How is Francisco Iglesias in Santo el enmascarado de plata vs los villanos del ring able to perform his con? A diabolical yet seemingly cost-ineffective scheme. First, he has his beautiful assistant pose as a nurse in a hospice environment where she gains the confidence of the patient. The nurse's mission is to surreptitiously place a tape recorder within the room and record the voice of the soon-to-be-deceased. That's it, her whole mission. The voice recording is needed for Iglesias's other assistant, a master impersonator, who is able to hear any one's voice and duplicate it. After the death of the patient, the corpse is removed after burial. Another of Iglesias's crew makes a mold of the corpse's face and a latex facsimile of the deceased's face is made. With the reproduction of both the voice and the face of the deceased, a seance is performed with the mark in attendance. The duplication of the deceased requests peace in the afterlife for a nominal sum donated to the spiritual center. Awesome.
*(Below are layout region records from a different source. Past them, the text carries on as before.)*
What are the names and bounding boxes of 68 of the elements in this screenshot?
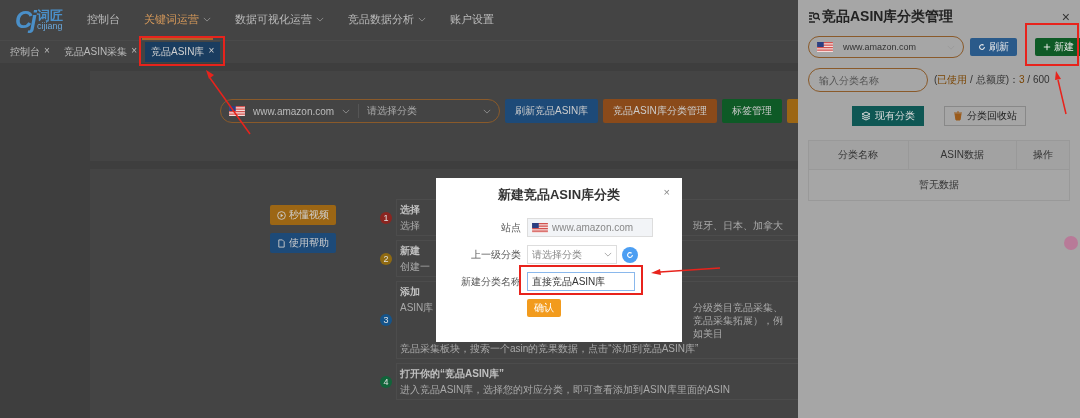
nav-item[interactable]: 控制台	[85, 0, 122, 40]
step-description: 进入竞品ASIN库，选择您的对应分类，即可查看添加到ASIN库里面的ASIN	[400, 383, 731, 396]
annotation-arrow	[651, 267, 721, 275]
drawer-title: 竞品ASIN库分类管理	[808, 8, 954, 26]
document-icon	[277, 238, 286, 248]
us-flag-icon	[229, 106, 245, 116]
step-title: 选择	[400, 203, 420, 217]
nav-item[interactable]: 竞品数据分析	[346, 0, 428, 40]
annotation-arrow	[206, 70, 251, 135]
logo-name: 词匠	[37, 9, 63, 22]
refresh-button[interactable]: 刷新	[970, 38, 1017, 56]
category-search-field[interactable]: 输入分类名称	[808, 68, 928, 92]
step-number: 1	[380, 211, 392, 224]
video-button[interactable]: 秒懂视频	[270, 205, 336, 225]
quota-text: (已使用 / 总额度)：3 / 600	[934, 73, 1050, 87]
us-flag-icon	[817, 42, 833, 52]
close-button[interactable]: ×	[663, 186, 670, 198]
category-tab[interactable]: 现有分类	[852, 106, 924, 126]
step-number: 2	[380, 252, 392, 265]
chevron-down-icon	[604, 252, 612, 257]
trash-icon	[953, 111, 963, 121]
refresh-button[interactable]	[622, 246, 638, 263]
toolbar-button[interactable]: 标签管理	[721, 99, 782, 123]
page-tab[interactable]: 竞品ASIN库 ×	[145, 42, 221, 62]
category-tab[interactable]: 分类回收站	[944, 106, 1026, 126]
step-description: 班牙、日本、加拿大	[693, 219, 783, 232]
logo-subtitle: cijiang	[37, 22, 63, 31]
chevron-down-icon	[316, 16, 324, 22]
toolbar-button[interactable]: 刷新竞品ASIN库	[505, 99, 599, 123]
page-tab[interactable]: 控制台 ×	[4, 42, 56, 62]
column-header: ASIN数据	[908, 140, 1017, 170]
category-name-field[interactable]: 直接竞品ASIN库	[527, 272, 635, 291]
step-description: 分级类目竞品采集、竞品采集拓展），例如美目	[693, 301, 784, 340]
step-title: 打开你的“竞品ASIN库”	[400, 367, 504, 381]
step-title: 添加	[400, 285, 420, 299]
plus-icon	[1043, 43, 1051, 51]
step-description: ASIN库	[400, 301, 434, 315]
toolbar-button[interactable]: 竞品ASIN库分类管理	[603, 99, 717, 123]
field-label: 站点	[500, 220, 521, 235]
step-number: 4	[380, 375, 392, 388]
new-button[interactable]: 新建	[1035, 38, 1080, 56]
layers-icon	[861, 111, 871, 121]
empty-message: 暂无数据	[808, 169, 1070, 201]
step-number: 3	[380, 314, 392, 326]
chevron-down-icon	[203, 16, 211, 22]
step-title: 新建	[400, 244, 420, 258]
field-label: 上一级分类	[470, 247, 521, 262]
column-header: 分类名称	[808, 140, 909, 170]
refresh-icon	[626, 250, 634, 259]
nav-item[interactable]: 账户设置	[448, 0, 496, 40]
play-icon	[277, 210, 286, 220]
parent-category-select[interactable]: 请选择分类	[527, 245, 617, 264]
us-flag-icon	[532, 222, 548, 233]
refresh-icon	[978, 43, 986, 51]
help-button[interactable]: 使用帮助	[270, 233, 336, 253]
chevron-down-icon	[483, 108, 491, 114]
page-tab[interactable]: 竞品ASIN采集 ×	[57, 42, 144, 62]
chevron-down-icon	[342, 108, 351, 114]
logo-mark: Cj	[15, 6, 35, 34]
highlight-frame	[1025, 23, 1079, 66]
nav-item[interactable]: 数据可视化运营	[233, 0, 326, 40]
chevron-down-icon	[418, 16, 426, 22]
close-button[interactable]: ×	[1061, 9, 1070, 25]
list-search-icon	[808, 11, 820, 23]
dialog-title: 新建竞品ASIN库分类	[497, 186, 621, 204]
annotation-arrow	[1055, 71, 1067, 115]
step-description: 选择	[400, 219, 420, 232]
column-header: 操作	[1016, 140, 1070, 170]
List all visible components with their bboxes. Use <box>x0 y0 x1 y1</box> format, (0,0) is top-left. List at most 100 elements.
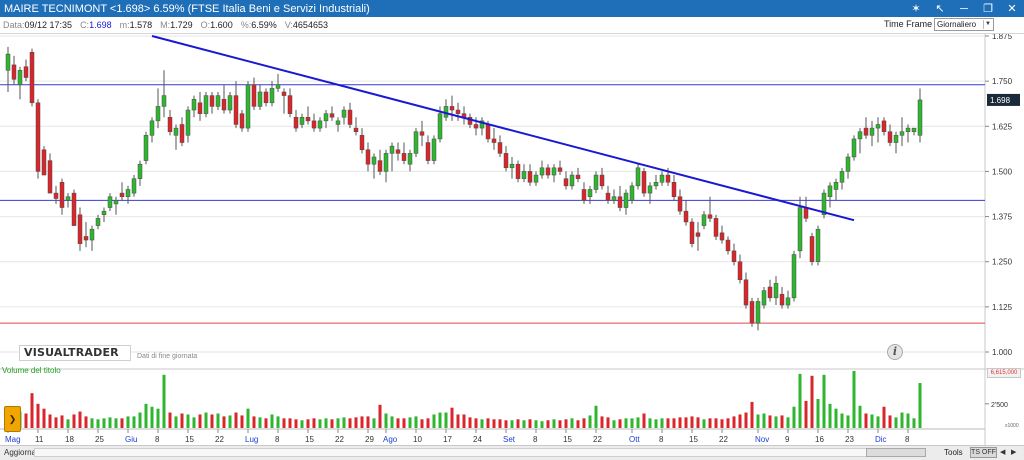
candle-body <box>719 232 725 241</box>
candle-body <box>95 218 101 226</box>
time-tick-label: Lug <box>245 435 258 444</box>
volume-bar <box>96 419 100 428</box>
volume-bar <box>816 399 820 428</box>
volume-bar <box>54 417 58 428</box>
candle-body <box>863 127 869 136</box>
candle-body <box>407 153 413 165</box>
volume-bar <box>228 415 232 428</box>
aggiorna-button[interactable]: Aggiorna <box>4 448 36 457</box>
volume-bar <box>750 401 754 428</box>
volume-bar <box>804 400 808 428</box>
scrollbar-thumb[interactable] <box>866 448 926 457</box>
volume-bar <box>522 420 526 428</box>
volume-bar <box>210 414 214 428</box>
volume-bar <box>192 417 196 428</box>
volume-bar <box>744 412 748 428</box>
close-icon[interactable]: ✕ <box>1000 0 1024 17</box>
time-tick-label: 22 <box>593 435 602 444</box>
candle-body <box>377 160 383 172</box>
volume-bar <box>258 417 262 428</box>
volume-unit-label: x1000 <box>1005 423 1019 429</box>
volume-bar <box>306 419 310 428</box>
volume-bar <box>738 414 742 428</box>
candle-body <box>773 283 779 299</box>
chart-scrollbar[interactable] <box>34 448 890 457</box>
price-tick-label: 1.125 <box>992 303 1013 312</box>
volume-bar <box>444 412 448 428</box>
volume-bar <box>864 413 868 428</box>
candle-body <box>5 53 11 71</box>
restore-icon[interactable]: ❐ <box>976 0 1000 17</box>
info-icon[interactable]: i <box>887 344 903 360</box>
volume-bar <box>660 418 664 428</box>
status-bar: Aggiorna Tools TS OFF ◀ ▶ <box>0 445 1024 460</box>
candle-body <box>173 127 179 136</box>
candle-body <box>761 290 767 306</box>
volume-bar <box>234 412 238 428</box>
candle-body <box>515 163 521 179</box>
volume-bar <box>906 413 910 428</box>
candle-body <box>299 117 305 125</box>
candle-body <box>713 218 719 237</box>
candle-body <box>425 142 431 161</box>
time-tick-label: 22 <box>719 435 728 444</box>
volume-bar <box>450 407 454 428</box>
pin-icon[interactable]: ✶ <box>904 0 928 17</box>
candle-body <box>431 138 437 161</box>
candle-body <box>275 84 281 89</box>
candle-body <box>563 178 569 187</box>
volume-bar <box>918 383 922 428</box>
change-pct-label: %: <box>240 20 252 30</box>
candle-body <box>839 171 845 183</box>
volume-bar <box>402 418 406 428</box>
candle-body <box>29 52 35 104</box>
candle-body <box>341 109 347 118</box>
candle-body <box>383 153 389 172</box>
candle-body <box>23 66 29 78</box>
volume-bar <box>540 421 544 428</box>
volume-bar <box>576 420 580 428</box>
time-axis-labels: Mag 11 18 25 Giu 8 15 22 Lug 8 15 22 29 Ago 10 17 24 Set 8… <box>5 429 910 444</box>
candle-body <box>797 207 803 252</box>
chevron-down-icon[interactable]: ▼ <box>983 20 992 29</box>
candle-body <box>581 189 587 201</box>
scroll-right-icon[interactable]: ▶ <box>1011 448 1016 456</box>
volume-bar <box>84 416 88 428</box>
volume-bar <box>528 419 532 428</box>
price-chart[interactable]: 1.875 1.750 1.625 1.500 1.375 1.250 1.125 1.000… <box>0 34 1024 445</box>
arrow-back-icon[interactable]: ↖ <box>928 0 952 17</box>
minimize-icon[interactable]: ─ <box>952 0 976 17</box>
candle-body <box>401 153 407 161</box>
candle-body <box>833 182 839 190</box>
candle-body <box>521 171 527 179</box>
expand-panel-icon[interactable]: ❯ <box>4 406 21 432</box>
candle-body <box>815 228 821 262</box>
scroll-left-icon[interactable]: ◀ <box>1000 448 1005 456</box>
ts-off-button[interactable]: TS OFF <box>970 447 997 458</box>
tools-button[interactable]: Tools <box>944 448 963 457</box>
candle-body <box>65 196 71 201</box>
volume-bar <box>222 416 226 428</box>
timeframe-select[interactable]: Giornaliero ▼ <box>934 18 994 31</box>
candle-body <box>593 174 599 190</box>
volume-bar <box>462 414 466 428</box>
volume-bar <box>66 419 70 428</box>
volume-label: V: <box>284 20 293 30</box>
candle-body <box>35 102 41 172</box>
candle-body <box>131 178 137 194</box>
candle-body <box>533 174 539 183</box>
volume-bar <box>390 416 394 428</box>
candle-body <box>905 127 911 132</box>
volume-bar <box>558 420 562 428</box>
volume-bar <box>498 419 502 428</box>
time-tick-label: Ott <box>629 435 640 444</box>
time-tick-label: 11 <box>35 435 44 444</box>
quote-info-bar: Data: 09/12 17:35 C: 1.698 m: 1.578 M: 1… <box>0 17 1024 34</box>
candle-body <box>803 207 809 219</box>
volume-bar <box>420 419 424 428</box>
volume-bar <box>288 418 292 428</box>
candle-body <box>371 156 377 165</box>
volume-bar <box>150 406 154 428</box>
time-tick-label: Nov <box>755 435 769 444</box>
volume-bar <box>156 408 160 428</box>
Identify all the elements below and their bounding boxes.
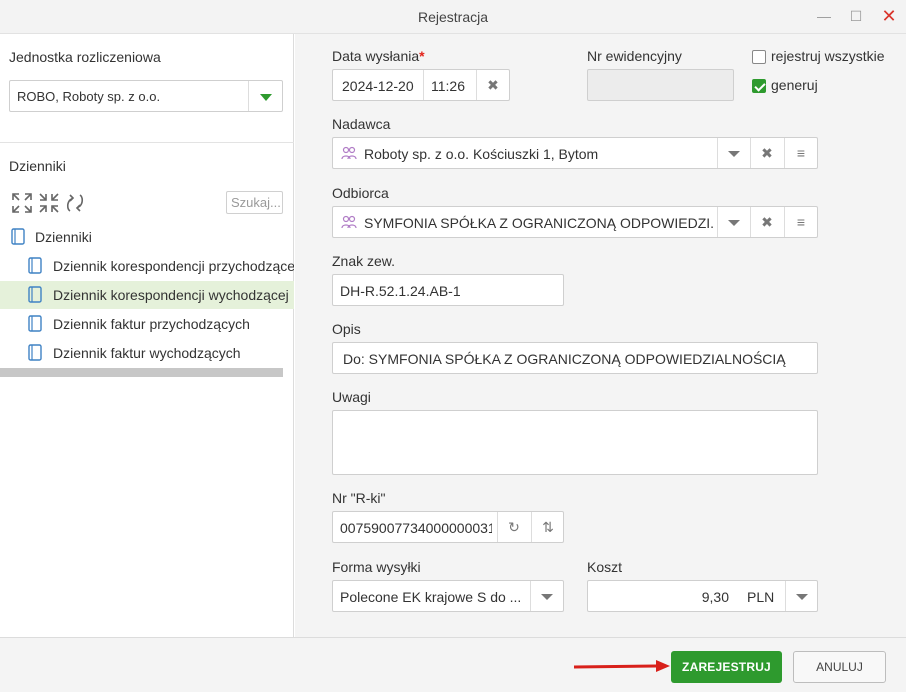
chevron-down-icon[interactable]	[728, 151, 740, 157]
tree-item-label: Dziennik korespondencji przychodzące	[53, 258, 294, 274]
description-label: Opis	[332, 321, 361, 337]
cancel-button[interactable]: ANULUJ	[793, 651, 886, 683]
unit-select-value: ROBO, Roboty sp. z o.o.	[17, 89, 161, 104]
register-button[interactable]: ZAREJESTRUJ	[671, 651, 782, 683]
dialog-footer: ZAREJESTRUJ ANULUJ	[0, 637, 906, 692]
regenerate-icon[interactable]: ↻	[498, 512, 530, 542]
chevron-down-icon[interactable]	[728, 220, 740, 226]
chevron-down-icon[interactable]	[796, 594, 808, 600]
window-title: Rejestracja	[417, 9, 489, 25]
refresh-icon[interactable]	[64, 192, 86, 214]
recipient-value: SYMFONIA SPÓŁKA Z OGRANICZONĄ ODPOWIEDZI…	[364, 215, 714, 231]
journals-label: Dzienniki	[9, 158, 66, 174]
send-date-label: Data wysłania*	[332, 48, 425, 64]
rki-input[interactable]: 00759007734000000031	[340, 520, 492, 536]
divider	[0, 142, 294, 143]
horizontal-scrollbar[interactable]	[0, 368, 283, 377]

Now for reviewer confession: unless you possess the joie de vivre which is El Santo cinema, then beyond their conceptions, both films move into the utterly familiar in subsequent execution. However, Santo el enmascarado de plata vs los villanos del ring boasts a very high quantity of action. Unfortunately, for the overwhelming majority of El Santo cinema, regardless of who is at the helm, fight sequences are shot static, as if the viewer is a ringside viewer at a wresting match. This reviewer could watch El Santo, El Enmascarado de Plata, the multitude's hero, do laundry, however. The wonderful flourishes often carry the films. For example in los villanos del ring, Santo calms everyone by telling them that he will consult his criminal files to uncover the identity of the perpetrators. Santo holds a small stack of files approximately three inches in height. Is cinema's greatest superhero only keeping tabs on supervillians? Has Santo rid the city of the majority of crime, and his files represent what is left? Is Santo only now creating files for criminals as a signal for a new direction in crime-fighting? I live for these questions. For more discerning viewers, I hope reading these descriptions were as fun as I had writing them.